Focusing on questions raised by the AI Pioneers in Investment Management report, this publication explains how cross-functional teams can help investment professionals and organizations develop investment processes that incorporate AI and big data.
Where should our organization begin on its artificial intelligence (AI) journey? What is my role in that process, and how should I prepare myself for it? If these questions have been lingering in your mind, then this report is for you.
We have been getting these questions the most from all over the world since the AI Pioneers report was published two years ago. Our data suggest that more and more investment firms and professionals are now convinced that AI and big data will play an important role in the investment process, so naturally, more and more people in the profession will be asking these questions, if they have not been doing so already.
We attempted to offer a straightforward answer in our previous report. The solution seemed obvious, yet we are even more convinced now that our approach is the right one, based on our field research and survey data. Over the past two years, we have seen so many examples of firms that have followed this approach succeeding in their AI and big data adoption efforts, and almost as many examples of firms failing that have not followed this approach. The approach is what we call “T-shaped teams.”

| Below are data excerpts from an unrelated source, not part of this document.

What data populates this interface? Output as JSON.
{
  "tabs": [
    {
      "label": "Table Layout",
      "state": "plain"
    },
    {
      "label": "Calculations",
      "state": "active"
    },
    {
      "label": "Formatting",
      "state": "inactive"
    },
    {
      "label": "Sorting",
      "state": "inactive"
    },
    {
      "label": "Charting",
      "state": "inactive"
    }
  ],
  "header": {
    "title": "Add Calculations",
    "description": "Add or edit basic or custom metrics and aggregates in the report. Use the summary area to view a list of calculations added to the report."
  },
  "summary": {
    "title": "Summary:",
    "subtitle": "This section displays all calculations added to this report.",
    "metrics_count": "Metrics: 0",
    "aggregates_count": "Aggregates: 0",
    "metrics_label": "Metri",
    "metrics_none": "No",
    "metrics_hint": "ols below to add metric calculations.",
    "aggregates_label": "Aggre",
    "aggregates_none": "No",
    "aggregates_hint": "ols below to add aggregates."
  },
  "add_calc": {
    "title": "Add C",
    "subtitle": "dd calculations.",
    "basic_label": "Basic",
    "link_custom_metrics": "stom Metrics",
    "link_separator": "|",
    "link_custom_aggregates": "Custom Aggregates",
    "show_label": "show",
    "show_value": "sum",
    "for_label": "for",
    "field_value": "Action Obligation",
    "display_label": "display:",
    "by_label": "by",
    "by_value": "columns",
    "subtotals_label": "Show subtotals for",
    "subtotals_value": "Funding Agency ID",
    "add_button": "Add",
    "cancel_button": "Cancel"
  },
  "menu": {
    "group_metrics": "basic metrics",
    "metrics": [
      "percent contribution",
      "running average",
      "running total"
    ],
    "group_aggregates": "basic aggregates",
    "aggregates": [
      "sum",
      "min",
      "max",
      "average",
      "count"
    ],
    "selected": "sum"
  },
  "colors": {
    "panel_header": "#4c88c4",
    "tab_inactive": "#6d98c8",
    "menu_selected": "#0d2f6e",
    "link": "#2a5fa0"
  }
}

This report draws on extensive CFA Institute field research to highlight how investment organizations can put themselves on a path to successful AI and big data adoption. Developing cross-functional T-shaped teams that improve collaboration between the investment and technology functions, accomplished by building on individuals’ T-shaped skills in investment and data science, has enabled investment organizations to successfully adopt AI and big data.
The report also illustrates the T-shaped-team approach to AI and big data adoption in investment firms and how roles change across functions in the T-shaped teams from early to intermediate and advanced stages of adoption, using case studies on three firms of different sizes and with different investment approaches. It provides a how-to menu for aspiring investment organizations and professionals to start building the relevant organizations and skill sets that will help them succeed on their AI journey.